In a more general sense, sure, power vs energy relation doesn't hold, but when limiting the system to the requirements to be a self contained electrical storage component, this relationship seems to emerge.
Is "if reproduced at scale" the material science equivalent of "in mice" in biology/medicine? I don't mean this in a cynical "this will never work" way, I'm just wondering about the culture and "path to innovation/mass market" of this field.
The Rho Agenda sci-fi books rely on capacitors with absurdly high energy densities to power the tech. Is there any thing in the physics that would prevent a capacitor from having a higher energy density than a battery?
I remember some attempts to achieve that, do not have source anymore. The whole idea was to take two electrodes and grow thick forest of graphene tubes on them massively increasing surface of electrodes. But to get even close to batteries, electrolyte was necessary, however pouring electrolyte onto electrodes modified in such way caused graphene tubes to break off and create shorts. So ultimately went nowhere. Maybe if it would be possible to grow graphene in the electrolyte directly.

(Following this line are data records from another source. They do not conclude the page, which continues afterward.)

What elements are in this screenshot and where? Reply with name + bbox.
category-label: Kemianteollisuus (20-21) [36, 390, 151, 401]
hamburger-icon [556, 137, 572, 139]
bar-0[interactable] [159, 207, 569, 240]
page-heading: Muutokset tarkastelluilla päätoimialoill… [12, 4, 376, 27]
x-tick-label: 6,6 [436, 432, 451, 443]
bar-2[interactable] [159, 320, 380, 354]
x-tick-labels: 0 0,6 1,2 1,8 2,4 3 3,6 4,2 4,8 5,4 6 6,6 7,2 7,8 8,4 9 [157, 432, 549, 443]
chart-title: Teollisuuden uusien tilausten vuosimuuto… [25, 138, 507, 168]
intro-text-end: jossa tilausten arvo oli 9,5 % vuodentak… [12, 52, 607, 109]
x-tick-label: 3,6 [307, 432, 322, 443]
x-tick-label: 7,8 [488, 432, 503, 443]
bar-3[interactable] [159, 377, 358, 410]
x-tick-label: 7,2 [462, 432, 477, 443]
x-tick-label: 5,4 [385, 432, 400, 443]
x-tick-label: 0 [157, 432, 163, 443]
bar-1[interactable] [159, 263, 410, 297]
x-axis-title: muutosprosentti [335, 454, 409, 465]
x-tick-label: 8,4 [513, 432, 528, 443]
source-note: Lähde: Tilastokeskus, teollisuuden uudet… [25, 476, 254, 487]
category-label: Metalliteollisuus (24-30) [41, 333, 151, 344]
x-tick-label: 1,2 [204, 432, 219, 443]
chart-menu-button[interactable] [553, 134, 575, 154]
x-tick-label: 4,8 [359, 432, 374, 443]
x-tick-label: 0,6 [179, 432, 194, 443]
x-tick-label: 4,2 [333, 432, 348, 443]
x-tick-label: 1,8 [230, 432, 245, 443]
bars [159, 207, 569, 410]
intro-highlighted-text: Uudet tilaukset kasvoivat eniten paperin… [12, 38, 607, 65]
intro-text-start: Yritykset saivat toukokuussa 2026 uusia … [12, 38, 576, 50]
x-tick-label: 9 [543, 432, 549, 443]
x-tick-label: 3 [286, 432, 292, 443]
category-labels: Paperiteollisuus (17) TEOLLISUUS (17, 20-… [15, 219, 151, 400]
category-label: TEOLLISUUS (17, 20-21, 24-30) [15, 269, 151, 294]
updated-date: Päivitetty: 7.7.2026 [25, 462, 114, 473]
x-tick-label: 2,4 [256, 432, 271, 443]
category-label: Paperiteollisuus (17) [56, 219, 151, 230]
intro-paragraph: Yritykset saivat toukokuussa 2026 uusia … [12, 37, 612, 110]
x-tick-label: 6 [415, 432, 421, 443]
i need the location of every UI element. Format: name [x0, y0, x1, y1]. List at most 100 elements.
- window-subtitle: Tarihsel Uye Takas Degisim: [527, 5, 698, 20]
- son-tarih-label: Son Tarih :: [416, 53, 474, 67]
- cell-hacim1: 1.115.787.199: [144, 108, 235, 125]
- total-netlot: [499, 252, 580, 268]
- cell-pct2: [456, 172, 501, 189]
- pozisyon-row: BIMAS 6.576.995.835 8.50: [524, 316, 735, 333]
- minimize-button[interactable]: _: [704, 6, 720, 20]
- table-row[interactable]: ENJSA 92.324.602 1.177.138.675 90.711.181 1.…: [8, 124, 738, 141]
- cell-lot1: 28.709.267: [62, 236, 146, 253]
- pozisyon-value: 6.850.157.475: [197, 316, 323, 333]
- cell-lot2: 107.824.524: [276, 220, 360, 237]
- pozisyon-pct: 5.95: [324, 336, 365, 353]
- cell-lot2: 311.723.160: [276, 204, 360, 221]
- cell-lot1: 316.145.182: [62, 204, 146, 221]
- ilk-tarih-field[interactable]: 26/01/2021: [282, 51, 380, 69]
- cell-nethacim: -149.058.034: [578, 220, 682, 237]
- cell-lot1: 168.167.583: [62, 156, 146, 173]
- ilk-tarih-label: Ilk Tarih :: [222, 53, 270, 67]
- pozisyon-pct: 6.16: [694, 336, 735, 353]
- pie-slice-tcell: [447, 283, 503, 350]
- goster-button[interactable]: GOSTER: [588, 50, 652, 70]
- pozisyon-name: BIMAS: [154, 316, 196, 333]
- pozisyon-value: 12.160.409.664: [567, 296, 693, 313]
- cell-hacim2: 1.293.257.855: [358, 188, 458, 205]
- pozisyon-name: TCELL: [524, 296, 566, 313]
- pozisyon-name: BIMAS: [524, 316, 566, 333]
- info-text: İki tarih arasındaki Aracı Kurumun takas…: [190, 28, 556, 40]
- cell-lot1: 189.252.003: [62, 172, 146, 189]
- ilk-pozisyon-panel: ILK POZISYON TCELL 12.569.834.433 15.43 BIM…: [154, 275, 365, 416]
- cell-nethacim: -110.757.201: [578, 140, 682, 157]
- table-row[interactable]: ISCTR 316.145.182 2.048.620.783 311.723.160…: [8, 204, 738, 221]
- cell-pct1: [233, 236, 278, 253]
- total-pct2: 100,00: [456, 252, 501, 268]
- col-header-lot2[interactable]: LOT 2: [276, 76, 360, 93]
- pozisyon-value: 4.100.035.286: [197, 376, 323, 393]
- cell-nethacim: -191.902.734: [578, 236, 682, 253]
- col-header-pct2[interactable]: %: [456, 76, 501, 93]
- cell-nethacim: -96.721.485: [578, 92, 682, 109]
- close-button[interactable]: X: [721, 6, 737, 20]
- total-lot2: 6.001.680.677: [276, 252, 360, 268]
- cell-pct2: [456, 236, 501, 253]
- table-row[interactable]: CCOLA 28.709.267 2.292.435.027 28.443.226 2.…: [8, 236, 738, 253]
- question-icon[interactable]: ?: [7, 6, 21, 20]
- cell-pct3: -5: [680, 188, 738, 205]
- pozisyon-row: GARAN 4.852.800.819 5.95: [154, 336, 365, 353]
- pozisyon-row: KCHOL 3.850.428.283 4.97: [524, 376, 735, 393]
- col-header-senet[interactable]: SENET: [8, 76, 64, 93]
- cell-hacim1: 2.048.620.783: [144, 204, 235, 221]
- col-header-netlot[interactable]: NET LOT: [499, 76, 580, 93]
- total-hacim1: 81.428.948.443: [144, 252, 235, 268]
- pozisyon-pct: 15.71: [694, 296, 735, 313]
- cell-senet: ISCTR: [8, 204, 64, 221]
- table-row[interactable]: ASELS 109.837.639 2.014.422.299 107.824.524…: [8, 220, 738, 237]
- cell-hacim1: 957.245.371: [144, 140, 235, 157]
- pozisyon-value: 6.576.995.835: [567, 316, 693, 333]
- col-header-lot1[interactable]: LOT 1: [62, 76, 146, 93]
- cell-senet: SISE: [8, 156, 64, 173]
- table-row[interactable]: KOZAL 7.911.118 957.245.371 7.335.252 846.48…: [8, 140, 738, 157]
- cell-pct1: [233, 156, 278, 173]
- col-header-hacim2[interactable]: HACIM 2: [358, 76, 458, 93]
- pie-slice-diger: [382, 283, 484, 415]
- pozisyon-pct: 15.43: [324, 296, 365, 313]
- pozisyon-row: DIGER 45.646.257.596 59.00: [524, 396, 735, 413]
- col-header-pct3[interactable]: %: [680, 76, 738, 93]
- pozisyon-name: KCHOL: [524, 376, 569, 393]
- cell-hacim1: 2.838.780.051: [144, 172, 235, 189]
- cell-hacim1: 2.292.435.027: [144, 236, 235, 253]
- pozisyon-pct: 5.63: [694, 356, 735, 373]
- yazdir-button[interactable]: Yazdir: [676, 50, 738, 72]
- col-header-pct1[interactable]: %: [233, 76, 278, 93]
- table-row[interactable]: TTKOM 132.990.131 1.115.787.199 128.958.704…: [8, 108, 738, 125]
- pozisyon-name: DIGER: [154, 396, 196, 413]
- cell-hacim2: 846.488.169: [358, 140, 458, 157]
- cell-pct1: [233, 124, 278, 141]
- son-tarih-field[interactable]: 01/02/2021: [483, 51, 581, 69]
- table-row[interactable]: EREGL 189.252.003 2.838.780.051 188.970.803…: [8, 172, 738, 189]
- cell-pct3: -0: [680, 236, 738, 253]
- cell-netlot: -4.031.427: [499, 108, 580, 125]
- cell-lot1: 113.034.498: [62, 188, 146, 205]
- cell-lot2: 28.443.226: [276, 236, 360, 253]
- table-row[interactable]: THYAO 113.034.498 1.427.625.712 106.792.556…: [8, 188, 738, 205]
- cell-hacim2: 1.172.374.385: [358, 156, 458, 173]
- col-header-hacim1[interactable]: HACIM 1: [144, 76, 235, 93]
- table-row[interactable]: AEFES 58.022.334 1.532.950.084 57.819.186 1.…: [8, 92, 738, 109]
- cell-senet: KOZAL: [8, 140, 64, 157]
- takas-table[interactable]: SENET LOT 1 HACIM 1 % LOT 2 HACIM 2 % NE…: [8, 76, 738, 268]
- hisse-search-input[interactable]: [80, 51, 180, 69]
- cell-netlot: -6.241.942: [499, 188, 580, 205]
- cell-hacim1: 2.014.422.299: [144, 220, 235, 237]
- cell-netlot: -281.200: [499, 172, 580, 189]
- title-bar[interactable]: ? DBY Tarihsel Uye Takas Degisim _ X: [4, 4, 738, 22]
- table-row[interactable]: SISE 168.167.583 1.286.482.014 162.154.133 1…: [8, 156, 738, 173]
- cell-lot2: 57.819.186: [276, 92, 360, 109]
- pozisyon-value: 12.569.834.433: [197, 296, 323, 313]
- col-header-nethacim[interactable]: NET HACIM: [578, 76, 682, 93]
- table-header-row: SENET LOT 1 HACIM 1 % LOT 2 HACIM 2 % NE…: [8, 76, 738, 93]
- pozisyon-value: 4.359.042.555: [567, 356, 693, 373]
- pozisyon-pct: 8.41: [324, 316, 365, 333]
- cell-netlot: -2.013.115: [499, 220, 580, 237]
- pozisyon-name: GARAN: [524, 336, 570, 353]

I would be very, very leery of storing large amounts of energy in supercapacitors. A li-ion battery pack can go into thermal runaway, but a supercapacitor inherently dumps it's energy if penetrated. Electricity moves at a respectable fraction of lightspeed, the energy dump will be *very* fast.
Not exactly related to the article, but reading it triggered a sudden realization: vampires are just big capacitors. If you put a stake through their heart, you connect all the plates (possibly many layers of them) and they are vaporized into a cloud of dust.
Well, dust and steam, which could be where the whole "turning into mist" comes from.
The idea that vampires die when placing a stake through their heart is so funny to me, because most things die once you've put a stake through their heart...
But most things die if you put the stake through their brain. Vampires only die if it goes through the heart. I'm thinking of one of Saberhagen's vampire stories where the vampire's car (or perhaps he was a passenger??) has a bomb that goes off, as it goes boom the vampire is worried about whether any of the dash is made of wood.
Which is still quite a bit lower than
https://en.wikipedia.org/wiki/Lithium-ion_battery
> 900–2,490 J/cm3
And I don't see anything here about self-discharge rates, which are a big limitation for using capacitors for energy storage over any period of time. Does anyone know if the full study has that information?